Edgar-Jones, Poulter, and Elordi are convincing players in this 20th-century romantic drama. Muriel feels lost and trapped in unwanted prospects, while Lee doesn’t notice and constantly pushes positive energy into his hopes forged by American ideals. Meanwhile, Julius lives a lie, and his line of work basks in falsehoods too. Cinematographer Luc Montpellier, costume designer Jeriana San Juan, and production designer Erin Magill beautifully and compellingly capture a period when the Greatest Generation conjured possibilities and realized them through ambition and golden opportunities.
For instance, a few thousand dollars can buy you a plot of land and a homestead on a spacious Southern California prairie, “lightyears” before 2025’s suburban sprawl, freeway gridlock, and “dead shopping malls (that) rise like mountains beyond mountains” (thank you, Arcade Fire).
Unfortunately, “On Swift Horses” suffers from its own construction as the film devotes (relatively) equal time to two primary narratives, but these distinct threads don’t satisfyingly intertwine or deliver on “promised” payoffs (at least, eluded payoffs) during the first act.
Muriel and Lee reach SoCal to start anew, but Julius stops in Las Vegas instead, where both parties spend the vast majority of the 117-minute runtime.
Granted, Kass’ screenplay ensures that in-person contact transpires between the three again, but these limited, unsatisfying touchpoints disappoint rather than reward. Muriel and Lee (as a couple) and Julius struggle in their separate individual journeys, as Minahan frequently alternates between California and Nevada throughout the picture.
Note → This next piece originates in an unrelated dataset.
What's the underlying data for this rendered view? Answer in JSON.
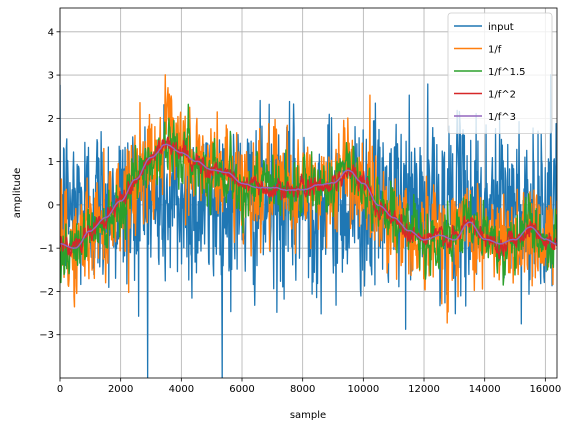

Meanwhile, the potential for a collective emotional tussle under the same roof or at least in the same state feels like a better choice for this two-hour picture, especially with a compelling, conflicting start in Kansas.
In California, Muriel resigns herself to following Lee into a suburban existence. Although she works “9-to-5”, this is a divergence from the era’s stereotypes. She suffers in silence to get along. Lee isn’t an ogre. Far from it, but their home life is his aspiration, not Muriel’s. She reaches out from her mundane world to find sparks in the form of betting on horses at the track and a new friendship with their neighbor, Sandra (Sasha Calle in an intriguing supporting performance). Muriel trots into these new emotional spaces, the most dynamic plot points in “On Swift Horses”.
Conversely, Julius wanders into Vegas without direction on his faulty and undependable moral compass, as this disreputable gambler never knows when to stop unless it’s to accept responsibility. He seems doomed for inevitable failure, and working in a Las Vegas hotel doesn’t seem to bode like a career that will change his fortunes.
Although Muriel and Julius reside in separate states and storylines, they discover taboo relationships (during the Eisenhower administration), and keeping these connections private raises the primary theatrical tension in both locales.
This critic didn’t read Pufahl’s book, but it seems better served as a series with episodes spent entirely in either SoCal or Sin City to let the material and relationships breathe and deliberately muddle through this bygone era’s institutional resistance. In an 8-hour small-screen project, the prospects of dramatic confidences becoming revealed could ebb and flow, as could the sway between the triad’s imperfect bonds.
The “On Swift Horses” film version delivers its intended emotive messages but with too many pages seemingly left out of the theatrical experience, as the movie’s pacing oddly feels too leisurely. Then again, in one scene, Julius suddenly and randomly appears with an arbitrary four-legged companion, a horse, in a possible attempt to link to Muriel’s racetrack experiences and also the movie and book title. Instead, this moment tracks with all the authenticity of Monopoly money at a poker table, and so does the clumsiest ending of 2025 so far.
Well, “On Swift Horses” does finish its two-hour race with value and good intentions, but it might win, place, or show as a series.